This commentary from Maurie Markman, MD, highlights a critical required component for the development of effective novel antineoplastic strategies through the process widely known as precision cancer medicine.
Maurie Markman, MD
The arena of cancer management is undergoing dramatic modifications based on revolutionary changes in our understanding of the basic biology of malignancy, its development, and its progression. This commentary highlights a critical required component for the development of effective novel antineoplastic strategies through the process widely known as precision cancer medicine.
The high-level goal of this paradigm-changing effort is to be “more precise” in the selection of specific antineoplastic strategies for a particular patient, or—as has frequently been stated in perhaps oversimplified terms—to “get the right drug to the right patient at the right time” in the natural history of the malignancy in that individual.
Successful implementation of this approach includes increasing the potential for therapeutic efficacy by selecting a strategy that has a higher statistical probability of resulting in a favorable clinical effect in a particular patient while decreasing the risk of unnecessary toxicity by avoiding a strategy with a low probability of achieving a positive impact.

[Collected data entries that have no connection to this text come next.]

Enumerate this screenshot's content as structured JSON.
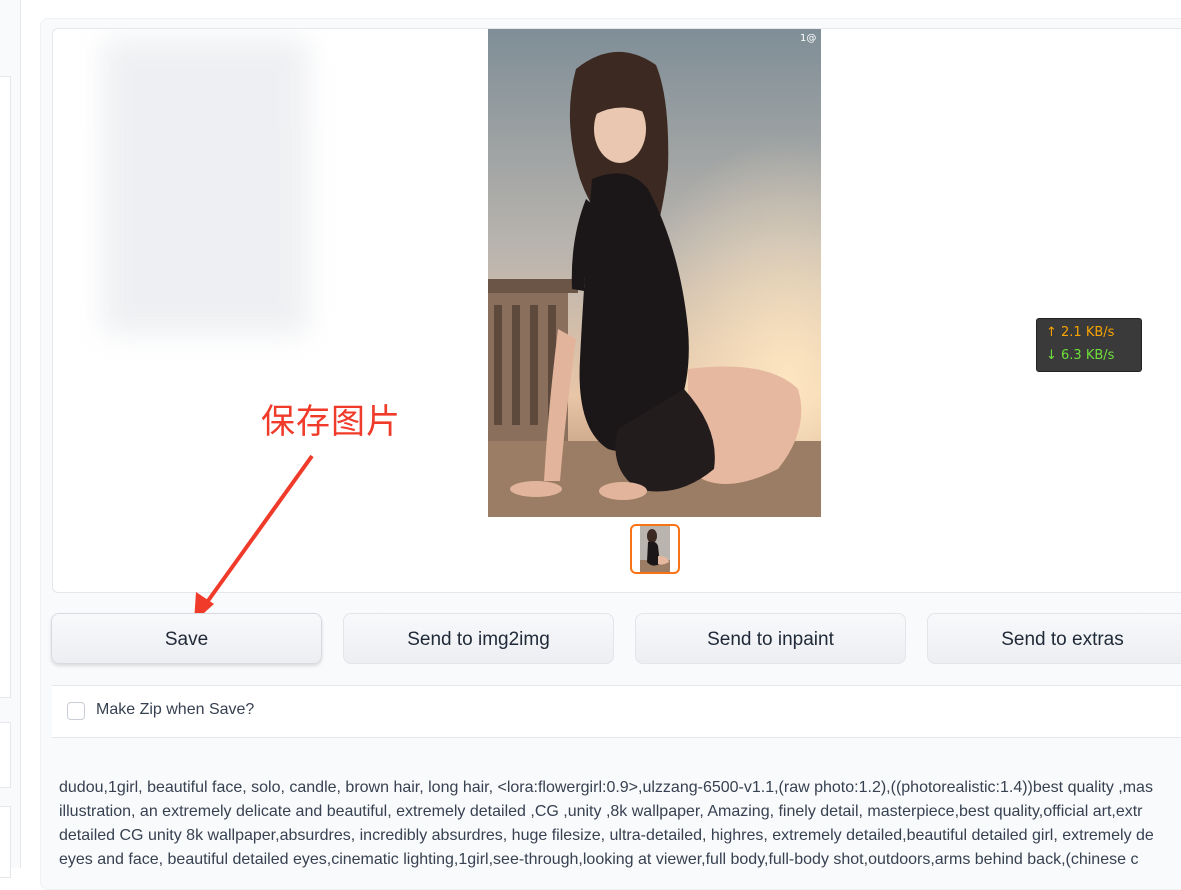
{
  "annotation": {
    "text": "保存图片",
    "color": "#f03a2a"
  },
  "network": {
    "up": "↑ 2.1 KB/s",
    "down": "↓ 6.3 KB/s"
  },
  "gallery": {
    "watermark": "1@"
  },
  "buttons": {
    "save": "Save",
    "img2img": "Send to img2img",
    "inpaint": "Send to inpaint",
    "extras": "Send to extras"
  },
  "zip": {
    "label": "Make Zip when Save?",
    "checked": false
  },
  "prompt_lines": [
    "dudou,1girl, beautiful face, solo, candle, brown hair, long hair, <lora:flowergirl:0.9>,ulzzang-6500-v1.1,(raw photo:1.2),((photorealistic:1.4))best quality ,mas",
    "illustration, an extremely delicate and beautiful, extremely detailed ,CG ,unity ,8k wallpaper, Amazing, finely detail, masterpiece,best quality,official art,extr",
    "detailed CG unity 8k wallpaper,absurdres, incredibly absurdres, huge filesize, ultra-detailed, highres, extremely detailed,beautiful detailed girl, extremely de",
    "eyes and face, beautiful detailed eyes,cinematic lighting,1girl,see-through,looking at viewer,full body,full-body shot,outdoors,arms behind back,(chinese c"
  ],
  "colors": {
    "accent": "#f97316",
    "up": "#f7a300",
    "down": "#6ee03a"
  }
}
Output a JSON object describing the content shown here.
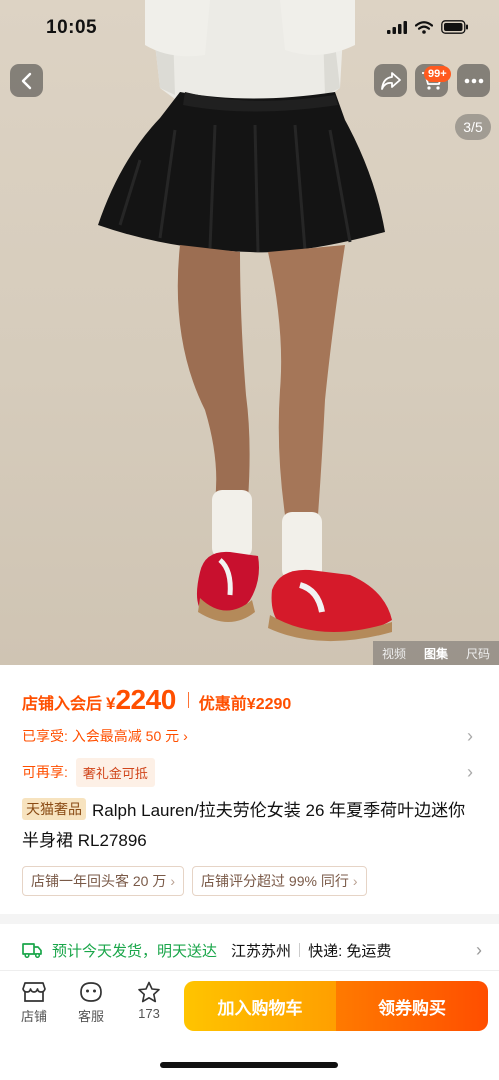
{
  "status": {
    "time": "10:05"
  },
  "header": {
    "cart_badge": "99+",
    "page_indicator": "3/5"
  },
  "media_tabs": [
    "视频",
    "图集",
    "尺码"
  ],
  "price": {
    "prefix": "店铺入会后",
    "currency": "¥",
    "value": "2240",
    "orig_label": "优惠前",
    "orig_price": "¥2290"
  },
  "coupon": {
    "label": "已享受: 入会最高减 50 元",
    "chevron": "›"
  },
  "perk": {
    "label": "可再享:",
    "tag": "奢礼金可抵"
  },
  "product": {
    "tag": "天猫奢品",
    "title": "Ralph Lauren/拉夫劳伦女装 26 年夏季荷叶边迷你半身裙 RL27896"
  },
  "chips": [
    {
      "text": "店铺一年回头客 20 万",
      "chev": "›"
    },
    {
      "text": "店铺评分超过 99% 同行",
      "chev": "›"
    }
  ],
  "shipping": {
    "dispatch": "预计今天发货",
    "arrive": "明天送达",
    "location": "江苏苏州",
    "express": "快递: 免运费"
  },
  "bottom_bar": {
    "shop": "店铺",
    "service": "客服",
    "fav_count": "173",
    "add_cart": "加入购物车",
    "buy": "领券购买"
  },
  "colors": {
    "accent": "#ff4f00",
    "green": "#1aa64a",
    "cart_btn": "#ffb000",
    "buy_btn": "#ff5a00"
  }
}
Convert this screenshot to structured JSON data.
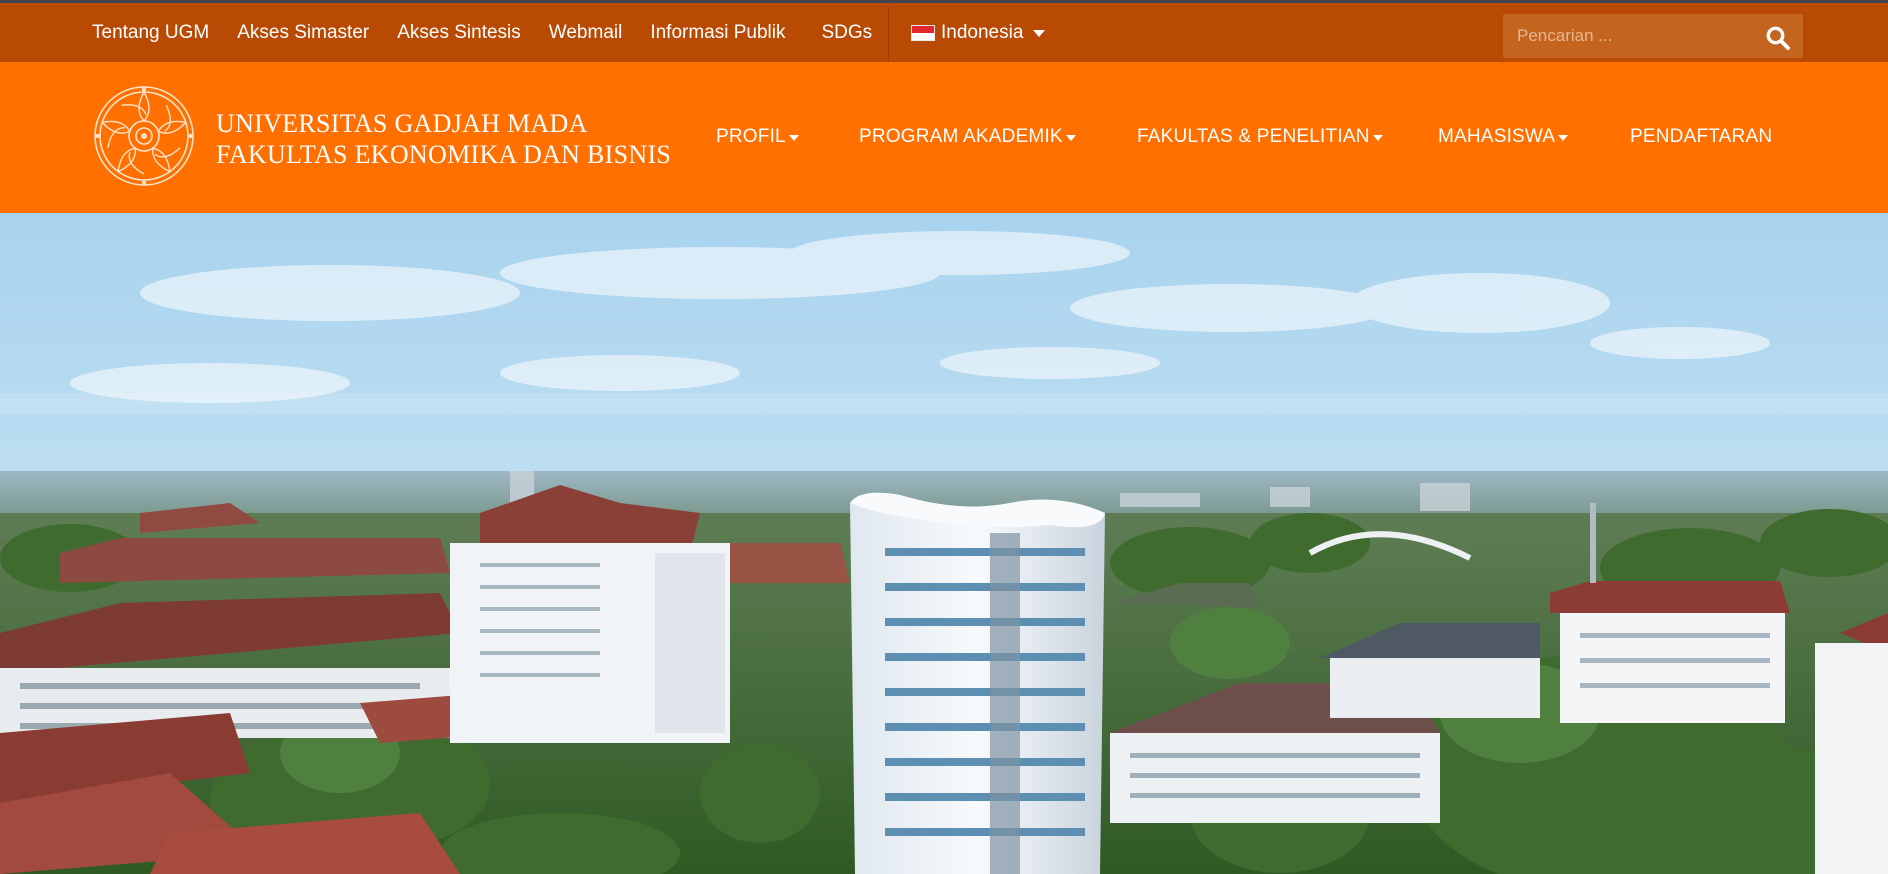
{
  "topbar": {
    "links": [
      {
        "label": "Tentang UGM"
      },
      {
        "label": "Akses Simaster"
      },
      {
        "label": "Akses Sintesis"
      },
      {
        "label": "Webmail"
      },
      {
        "label": "Informasi Publik"
      },
      {
        "label": "SDGs"
      }
    ],
    "language": {
      "label": "Indonesia",
      "flag": "indonesia-flag"
    },
    "search": {
      "placeholder": "Pencarian ...",
      "icon": "search-icon"
    }
  },
  "header": {
    "logo": "ugm-emblem",
    "title_line1": "UNIVERSITAS GADJAH MADA",
    "title_line2": "FAKULTAS EKONOMIKA DAN BISNIS"
  },
  "nav": {
    "items": [
      {
        "label": "PROFIL",
        "has_dropdown": true
      },
      {
        "label": "PROGRAM AKADEMIK",
        "has_dropdown": true
      },
      {
        "label": "FAKULTAS & PENELITIAN",
        "has_dropdown": true
      },
      {
        "label": "MAHASISWA",
        "has_dropdown": true
      },
      {
        "label": "PENDAFTARAN",
        "has_dropdown": false
      }
    ]
  },
  "hero": {
    "image": "aerial-campus-photo"
  },
  "colors": {
    "topbar_bg": "#b84a04",
    "header_bg": "#ff7000",
    "text": "#ffffff"
  }
}
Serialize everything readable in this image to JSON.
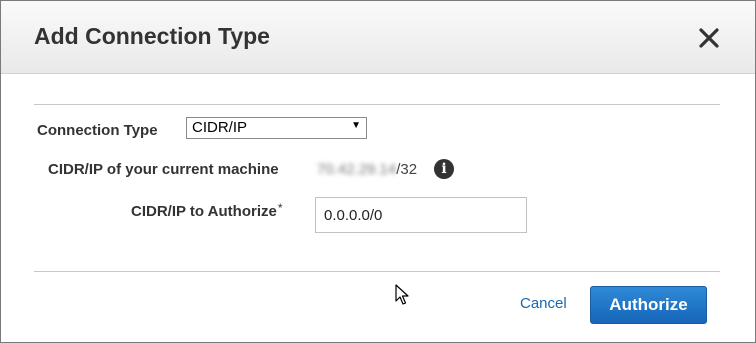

The concept of precision cancer medicine is based on finding validated predictive biomarkers whose presence or absence can be employed in the selection of treatment for individual patients. This stands in contrast to a prognostic biomarker (eg, cancer stage or grade), whose role is limited to providing information regarding the statistical probability of a certain outcome, such as 5-year overall survival or 2-year risk of relapse, but where there is no evidence that this knowledge can be used directly to alter that outcome. The crucial value of a validated predictive biomarker is the ability to use the data to help “predict” for the clinical utility of a specific approach to disease management. For example, the presence of the estrogen receptor within a woman’s breast cancer predicts for the clinical utility of antiestrogen therapy, while its absence predicts for the lack of such activity.
An increasing number of highly useful molecularly based predictive biomarkers have entered the routine clinical practice of oncology over the past decade. These involve multiple tumor types, such as cancers of the breast, lung, colon, and melanoma, where the presence or absence of the biomarker will help define optimal therapeutic strategies based on existing knowledge and available antineoplastic agents for individual patients with cancer.
One of the most exciting developments in this arena is the discovery of validated biomarkers that cross the divide of organ-specific tumor types, meaning that a molecular abnormality may serve as a predictive test for clinical utility in more than a single cancer type. In fact, this discovery is perhaps the single most important event in establishing the evolving paradigm of precision cancer medicine. The prototype of this important observation was the discovery that the classic molecular abnormality that characterizes chronic myeloid leukemia is also found in a solid tumor—a gastrointestinal stromal tumor—and that administering the identical targeted therapeutic (imatinib) in the presence of the mutation in either malignancy produces a highly favorable clinical outcome.It is important to acknowledge that subsequent regulatory approval for the use of imatinib and other targeted antineoplastic agents based on the presence of the molecular target required individual trials confirming the target’s relevance in the specific malignancy evaluated under standard tumor classifications. In a recent example, the FDA approved the combination of dabrafenib and trametinib in metastatic non—small cell lung cancer in the presence of a BRAF V600E mutation, but required specific data based on the site of the cancer’s origin.1 Use of this biomarker and subsequent administration of these drugs are currently a standard-of-care treatment option in metastatic melanoma.
However, the FDA’s approval for determining the appropriate administration of an established checkpoint inhibitor, pembrolizumab, based on a biomarker that is completely agnostic to the original cancer site or tumor histology makes it clear that an exciting new clinical paradigm has been endorsed.2 The approval was based on a greater than 40% objective response rate (ORR) observed among previously treated patients whose cancers were found to have biomarker evidence of a state of mismatch repair deficiency. Further, many of the responses were impressively durable (>12 months) in this clinical setting.
Importantly, it is estimated that less than 5% of individual malignancies harbor this molecular signature, so widespread screening with 1 of a number of available diagnostic platforms will be required so that a patient with cancer will not be denied the opportunity to benefit from this precision medicine—based therapeutic strategy.
Meanwhile, ongoing investigative efforts aim to discover other tissue-agnostic biomarkers that may be employed in routine clinical practice to select optimal therapy for individual patients. For example, at the 2017 American Society of Clinical Oncology Annual Meeting in June, the efficacy of larotrectinib, a selective tropomyosin receptor kinase inhibitor, was reported to produce an ORR of 76% among 50 patients with 17 different tumor types.3 Of note, while this mutation has been shown to involve multiple malignancies overall, the abnormality is found in less than 1% of cancers.
One can reasonably anticipate additional highly clinically relevant developments in the near future as the precision cancer medicine era continues its substantial forward progress, 1 validated biomarker at a time.